Pourtant l’auteur a fait un excellent travail et nous immerge directement dans son jeu, avec une interview dans laquelle le concepteur Conrad Peterson explique les règles.

Avec ce jeu, vous avez intérêt à être calé en mathématiques combinatoires, avoir pas mal de mémoire et beaucoup d’intuition… Du coup on est plongé dans un jeu qui évolue tout le temps.

Il m’a fallu relire certains passages plusieurs fois au départ et je ne sui pas du tout entré dedans, je n’ai pas réussi à aimer le personnage, que j’ai trouvé trop immature… Jacques Leroux, amoureux du triumvirat au point de négliger sa thèse, et sa copine, qui le materne trop …

« — Notre marché, Jeanne, c’était de réussir nos vies.

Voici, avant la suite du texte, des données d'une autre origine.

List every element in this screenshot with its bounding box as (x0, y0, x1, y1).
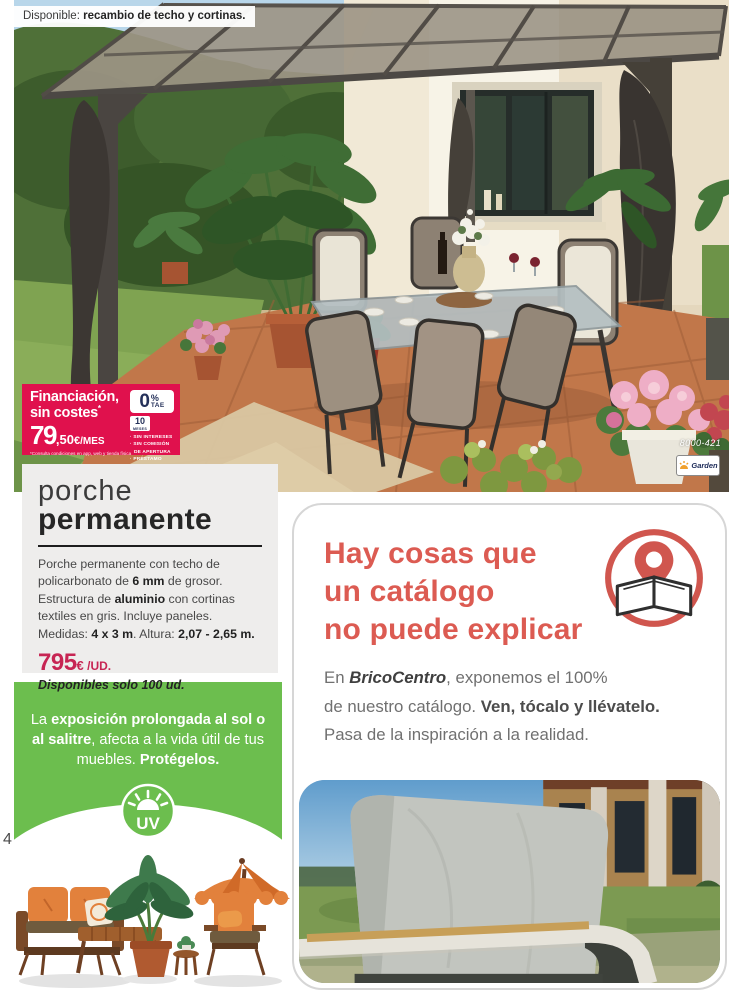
monthly-price: 79,50€/MES (30, 420, 105, 451)
product-price: 795€ /UD. (38, 649, 112, 677)
financing-legal: *Consulta condiciones en app, web y tienda física (30, 451, 132, 457)
financing-right (129, 390, 175, 463)
brand-name: BricoCentro (349, 668, 447, 688)
product-title-line2: permanente (38, 503, 213, 537)
page-number: 4 (3, 831, 12, 848)
availability-banner (14, 6, 255, 27)
tae-chip: 0 % TAE (130, 390, 174, 413)
title-divider (38, 545, 262, 547)
brand-logo (676, 455, 720, 476)
catalog-location-icon (601, 525, 707, 631)
uv-icon-label: UV (136, 814, 160, 833)
product-card (22, 464, 278, 693)
outdoor-furniture-illustration (0, 855, 290, 997)
financing-left (30, 389, 132, 457)
financing-badge (22, 384, 180, 463)
availability-note: Disponibles solo 100 ud. (38, 678, 185, 693)
brand-logo-label: Garden (691, 461, 718, 470)
promo-card (292, 503, 727, 990)
product-code: 8000-421 (679, 438, 721, 448)
promo-body: En BricoCentro, exponemos el 100% de nuestro catálogo. Ven, tócalo y llévatelo. Pasa de la inspiración a la realidad. (324, 668, 660, 745)
uv-warning-box (14, 682, 282, 842)
armchair-photo (299, 780, 720, 983)
uv-warning-text: La exposición prolongada al sol o al salitre, afecta a la vida útil de tus muebles. Protégelos. (30, 712, 266, 769)
footnote-mark: * (97, 403, 101, 413)
product-title-line1: porche (38, 475, 133, 507)
financing-title-line1: Financiación, (30, 389, 119, 405)
months-chip: 10 MESES (130, 416, 150, 431)
availability-text: recambio de techo y cortinas. (83, 10, 246, 22)
financing-bullets: · SIN INTERESES · SIN COMISIÓN DE APERTURA · PRÉSTAMO (130, 435, 173, 463)
product-description: Porche permanente con techo de policarbonato de 6 mm de grosor. Estructura de aluminio con cortinas textiles en gris. Incluye paneles. Medidas: 4 x 3 m. Altura: 2,07 - 2,65 m. (38, 556, 255, 641)
promo-heading: Hay cosas que un catálogo no puede explicar (324, 537, 583, 647)
sun-icon (678, 460, 690, 472)
availability-prefix: Disponible: (23, 10, 84, 22)
uv-icon (120, 783, 176, 839)
financing-title-line2: sin costes* (30, 403, 101, 421)
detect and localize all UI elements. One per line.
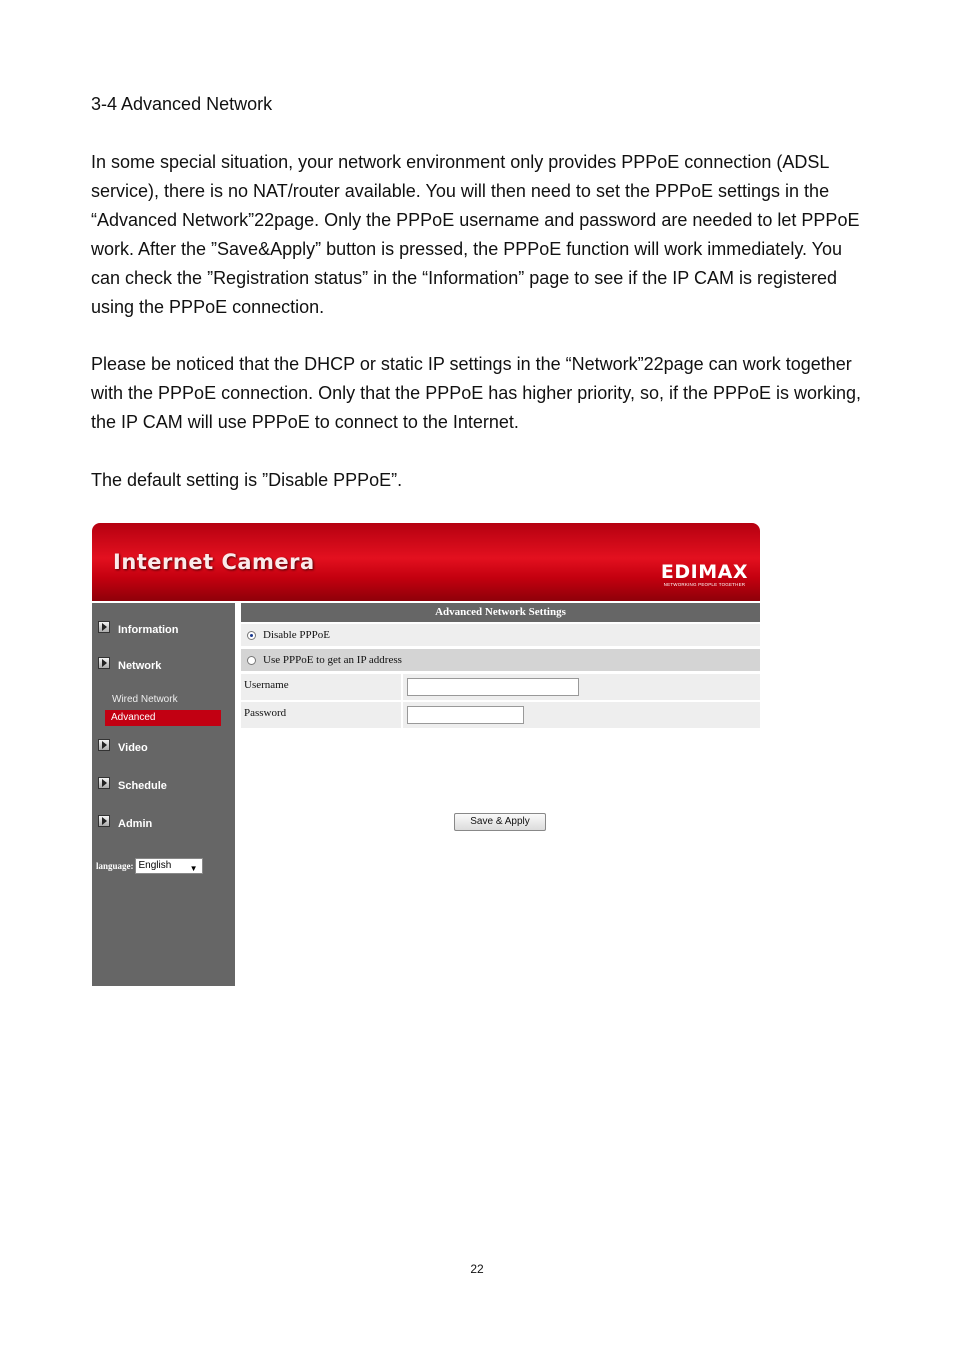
panel-title: Advanced Network Settings [241,603,760,622]
disable-pppoe-radio[interactable] [247,631,256,640]
password-row [241,702,760,728]
option-disable-pppoe[interactable] [241,624,760,646]
note-paragraph: Please be noticed that the DHCP or static IP settings in the “Network”22page can work together with the PPPoE connection. Only that the PPPoE has higher priority, so, if the PPPoE is working, the IP CAM will use PPPoE to connect to the Internet. [91,354,862,432]
section-heading: 3-4 Advanced Network [91,94,273,114]
username-input[interactable] [407,678,579,696]
sidebar-item-label: Schedule [118,780,167,792]
sidebar [92,603,235,986]
sidebar-item-information[interactable] [98,624,179,636]
sidebar-item-admin[interactable] [98,818,152,830]
language-label: language: [96,861,134,871]
advanced-network-panel [241,603,760,827]
use-pppoe-label: Use PPPoE to get an IP address [263,654,402,666]
page-number: 22 [470,1262,484,1276]
language-row [96,858,203,874]
sidebar-subitem-advanced[interactable]: Advanced [105,710,221,726]
arrow-icon [98,621,110,633]
banner [92,523,760,601]
sidebar-item-label: Network [118,660,162,672]
camera-ui-screenshot [92,523,760,986]
sidebar-item-label: Video [118,742,148,754]
save-apply-button[interactable]: Save & Apply [454,813,546,831]
sidebar-subitem-wired-network[interactable]: Wired Network [112,694,178,705]
brand-tagline: NETWORKING PEOPLE TOGETHER [663,582,746,587]
username-cell [403,674,760,700]
chevron-down-icon: ▼ [189,864,198,873]
password-cell [403,702,760,728]
disable-pppoe-label: Disable PPPoE [263,629,330,641]
sidebar-item-label: Information [118,624,179,636]
brand-logo [661,563,748,588]
arrow-icon [98,739,110,751]
option-use-pppoe[interactable] [241,649,760,671]
language-select[interactable] [135,858,203,874]
sidebar-item-network[interactable] [98,660,161,672]
sidebar-item-video[interactable] [98,742,148,754]
password-input[interactable] [407,706,524,724]
banner-title: Internet Camera [113,550,315,574]
arrow-icon [98,657,110,669]
password-label: Password [241,702,401,728]
arrow-icon [98,777,110,789]
language-value: English [138,860,172,871]
use-pppoe-radio[interactable] [247,656,256,665]
username-label: Username [241,674,401,700]
default-setting-paragraph: The default setting is ”Disable PPPoE”. [91,470,403,490]
brand-name: EDIMAX [660,561,748,583]
username-row [241,674,760,700]
sidebar-item-label: Admin [118,818,153,830]
sidebar-item-schedule[interactable] [98,780,167,792]
intro-paragraph: In some special situation, your network environment only provides PPPoE connection (ADSL service), there is no NAT/router available. You will then need to set the PPPoE settings in the “Advanced Network”22page. Only the PPPoE username and password are needed to let PPPoE work. After the ”Save&Apply” button is pressed, the PPPoE function will work immediately. You can check the ”Registration status” in the “Information” page to see if the IP CAM is registered using the PPPoE connection. [91,152,860,317]
arrow-icon [98,815,110,827]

Rien de plus. Je n’ai jamais certifié que ce serait dans les maths.
— Tu as un talent pour ça, Jacques. Tu as un talent et tu le laisses pour des chimères…
— Et j’ai un talent pour le Triumvirat, Jeanne. Sauf qu’en plus, ça me passionne. Si je peux concilier talent et passion, en quoi est-ce criminel ? »

Je m’attendais vraiment à lire un thriller, un polar, au vu de la quatrième de couverture, alors que ce qui ressort principalement  c’est la concurrence entre les joueurs, les stratégies…

Là où j’ai trouvé l’auteur bluffant c’est la conception de son jeu, il a mis trois ans à écrire son livre et on le comprend, tellement il est riche parsemé d’interviews, d’articles de journaux, de mails … Et tellement son jeu est élaboré au point qu’on oublie qu’il n’existe pas !

Même si je n’ai pas adhéré, je vous laisse le plaisir de le découvrir.